What I've described is what happens for most classes of children in most schools. The focus on ensuring all children reach some minimum performance in key areas has resulted in those children in the normal to high ability range are being shown that there is no value in being smart, as you are just going to have to do the same as everybody else anyway... so why bother?
The problem with Bright Kids is not that they never learn how to work hard on difficult tasks. It is that because they meet the minimum safety net requirements, they never are never even exposed to the difficult tasks, so is it any wonder that they grow to doubt the value of their abilities?
What I would love to see is every child in primary school be tested every year, for both potential and ability. This would allow Parents, Teachers and the students themselves to get an understanding of how hard the student is actually working. Are they really "smart" and bored out of their brains and therefore not meeting the academic requirements, or are they intellectually challenged, but through a lot of hard work, are achieving a reasonable standard?
Children do not all come from the same mould, why is it that we try to have them fit the same mould when it comes to education?
I'd recommend watching Sir Ken Robinson's iconic talk with respect to what you said:
Standardised testing does not test for ability to improve.

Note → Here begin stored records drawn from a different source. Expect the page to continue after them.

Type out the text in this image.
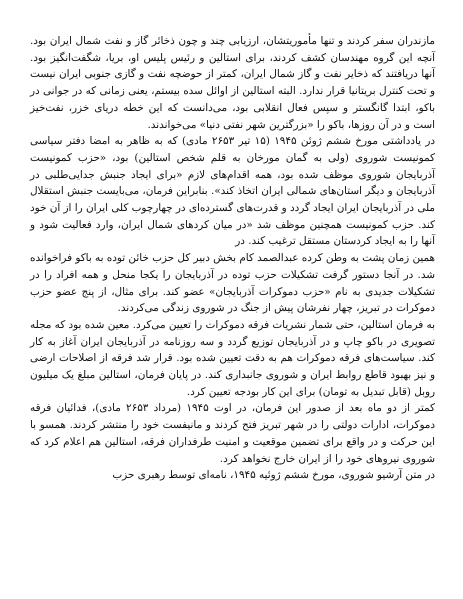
مازندران سفر کردند و تنها مأموریتشان، ارزیابی چند و چون ذخائر گاز و نفت شمال ایران بود. آنچه این گروه مهندسان کشف کردند، برای استالین و رئیس پلیس او، بریا، شگفت‌انگیز بود. آنها دریافتند که ذخایر نفت و گاز شمال ایران، کمتر از حوضچه نفت و گازی جنوبی ایران نیست و تحت کنترل بریتانیا قرار ندارد. البته استالین از اوائل سده بیستم، یعنی زمانی که در جوانی در باکو، ابتدا گانگستر و سپس فعال انقلابی بود، می‌دانست که این خطه دریای خزر، نفت‌خیز است و در آن روزها، باکو را «بزرگترین شهر نفتی دنیا» می‌خواندند.

در یادداشتی مورخ ششم ژوئن ۱۹۴۵ (۱۵ تیر ۲۶۵۳ مادی) که به ظاهر به امضا دفتر سیاسی کمونیست شوروی (ولی به گمان مورخان به قلم شخص استالین) بود، «حزب کمونیست آذربایجان شوروی موظف شده بود، همه اقدام‌های لازم «برای ایجاد جنبش جدایی‌طلبی در آذربایجان و دیگر استان‌های شمالی ایران اتخاذ کند». بنابراین فرمان، می‌بایست جنبش استقلال ملی در آذربایجان ایران ایجاد گردد و قدرت‌های گسترده‌ای در چهارچوب کلی ایران را از آن خود کند. حزب کمونیست همچنین موظف شد «در میان کردهای شمال ایران، وارد فعالیت شود و آنها را به ایجاد کردستان مستقل ترغیب کند. در

همین زمان پشت به وطن کرده عبدالصمد کام بخش دبیر کل حزب خائن توده به باکو فراخوانده شد. در آنجا دستور گرفت تشکیلات حزب توده در آذربایجان را یکجا منحل و همه افراد را در تشکیلات جدیدی به نام «حزب دموکرات آذربایجان» عضو کند. برای مثال، از پنج عضو حزب دموکرات در تبریز، چهار نفرشان پیش از جنگ در شوروی زندگی می‌کردند.

به فرمان استالین، حتی شمار نشریات فرقه دموکرات را تعیین می‌کرد. معین شده بود که مجله تصویری در باکو چاپ و در آذربایجان توزیع گردد و سه روزنامه در آذربایجان ایران آغاز به کار کند. سیاست‌های فرقه دموکرات هم به دقت تعیین شده بود. قرار شد فرقه از اصلاحات ارضی و نیز بهبود قاطع روابط ایران و شوروی جانبداری کند. در پایان فرمان، استالین مبلغ یک میلیون روبل (قابل تبدیل به تومان) برای این کار بودجه تعیین کرد.

کمتر از دو ماه بعد از صدور این فرمان، در اوت ۱۹۴۵ (مرداد ۲۶۵۳ مادی)، فدائیان فرقه دموکرات، ادارات دولتی را در شهر تبریز فتح کردند و مانیفست خود را منتشر کردند. همسو با این حرکت و در واقع برای تضمین موقعیت و امنیت طرفداران فرقه، استالین هم اعلام کرد که شوروی نیروهای خود را از ایران خارج نخواهد کرد.

در متن آرشیو شوروی، مورخ ششم ژوئیه ۱۹۴۵، نامه‌ای توسط رهبری حزب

It's one thing if a kid fails because he didn't try hard enough. That can be explained to him. And it's a good lesson. But it's another thing to give him a standardised test and decide a priori what's he capable of. That just creates a strange value system where all kids, bright or not, may be denied an opportunity to show what they can do and they learn to think of ability as fixed. And it creates a lot of fascination with "innate" ability.
Is it true there's growing evidence that ability is perhaps not as "fixed" as we think?